Zumos de roble y sol
Nada hay más ligado a la tierra, a su emanación sobrenatural, que el vino. Surge de la matriz, de la misteriosa comunión de la mano del hombre y la parra, del canto y la paciencia, tecnología de lo verde que sí, por una vez, nos liga al pasado, a sus alquimias y exégesis. Se cuece al sol y a la lluvia, se calma en el fango, en las noches. El vino es la cultura de los pueblos, es la metáfora de la civilización, es el mito fundacional de Europa: lo mismo en lo diverso. Nos da tiempo, o espacio.
Hoy hablaré del vino de Jerez, textura olvidada, tegumento de la memoria. Fermentado en estepas largas y tranquilonas, uvas lamidas por un sol atlántico y azulón que genera la luz mineral que colorea de dorado-tarteso las riberas de los ríos. Los extranjeros llegaron oliendo a maíz, a especias, a cacao, a whisky: fundaron estirpes con las crines de los caballos. Entrevieron el final del día en las Hespérides, un lugar de fin de fiesta, un Sur hecho de aguas saladas y dulces arrastradas en corrientes abisales y hercúleas desde Grecia y Asia Menor y Fenicia, y navegantes hacia las Américas, y percibieron la fantasía cardinal que casi los situaba a las puertas de Sirio bajo el hervor de la canícula perezosa. Así, los extranjeros lloraron las uvas, palparon el cristal que resbala por el líquido de terciopelo y seda y esparto que acartona la lengua y la nariz en un beso seco y metálico, un retazo que tenía que ver con el sexo y el dolor, con el orgullo y el milagro. Barricas de roble, lechos de posos, literas de turnos, dieron lugar a venenciadores, al arte de venenciar, de lanzar el zumo de sol en finos vasos donde, ya con el reposo de los siglos, sí, se licuaba, por fin, el fango, la marisma, la pezuña del toro, la mano del extranjero, el sosiego de la planicie, la mirada del flamenco, el extravío de la garganta. Y viajaba, y surcaba mares, y rompía sales y brumas para amar los labios de los ingleses en clubs de bridge y puros habanos.
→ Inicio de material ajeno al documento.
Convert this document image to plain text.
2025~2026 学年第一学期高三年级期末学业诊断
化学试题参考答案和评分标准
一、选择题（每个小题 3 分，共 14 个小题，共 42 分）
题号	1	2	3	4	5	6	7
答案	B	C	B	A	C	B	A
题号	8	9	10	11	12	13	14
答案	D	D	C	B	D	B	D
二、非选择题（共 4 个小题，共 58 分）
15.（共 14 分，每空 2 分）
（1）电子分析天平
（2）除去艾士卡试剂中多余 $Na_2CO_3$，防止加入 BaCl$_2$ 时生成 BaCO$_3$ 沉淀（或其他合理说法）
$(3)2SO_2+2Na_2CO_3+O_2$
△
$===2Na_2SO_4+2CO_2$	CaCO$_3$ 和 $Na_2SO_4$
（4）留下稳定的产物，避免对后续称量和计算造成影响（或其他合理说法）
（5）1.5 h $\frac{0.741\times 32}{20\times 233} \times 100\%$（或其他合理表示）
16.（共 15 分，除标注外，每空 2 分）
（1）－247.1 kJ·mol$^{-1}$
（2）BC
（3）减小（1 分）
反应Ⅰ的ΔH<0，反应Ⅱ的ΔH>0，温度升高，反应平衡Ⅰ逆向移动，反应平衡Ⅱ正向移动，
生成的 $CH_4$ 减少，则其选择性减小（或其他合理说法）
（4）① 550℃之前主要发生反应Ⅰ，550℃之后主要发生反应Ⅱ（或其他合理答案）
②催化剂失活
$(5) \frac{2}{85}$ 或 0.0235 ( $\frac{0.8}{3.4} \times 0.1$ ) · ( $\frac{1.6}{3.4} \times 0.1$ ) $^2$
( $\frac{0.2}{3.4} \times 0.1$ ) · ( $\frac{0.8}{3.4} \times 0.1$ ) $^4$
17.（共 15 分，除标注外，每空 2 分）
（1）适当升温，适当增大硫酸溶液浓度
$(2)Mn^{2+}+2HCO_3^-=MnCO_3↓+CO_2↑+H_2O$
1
Y en las casas rajadas por la humedad voraz, en las paredes compuestas de junco y pizarra, ebrias de albero, de yema, de Jerez y del Puerto, se sentía una nostalgia de incienso, cercana a lo lúgubre. Siempre recordando los lugares donde no se estuvo pero que se amó como se ama un amor perdido: América, Londres. Y aquí, la tierra, siempre la tierra.
2 Comments:
Eso bebe vino, mucho, vino que te ayudara a olvidar las penas...que las tuyas son muchas...
Las barricas de roble de Jerez no sólo sirven para el vino, los escoceses son muy listos y el buen whisky sólo está en este tipo de barricas. La duda es, ¿qué sería de los buenos maltas si no los hubiera contenido una de esas barricas?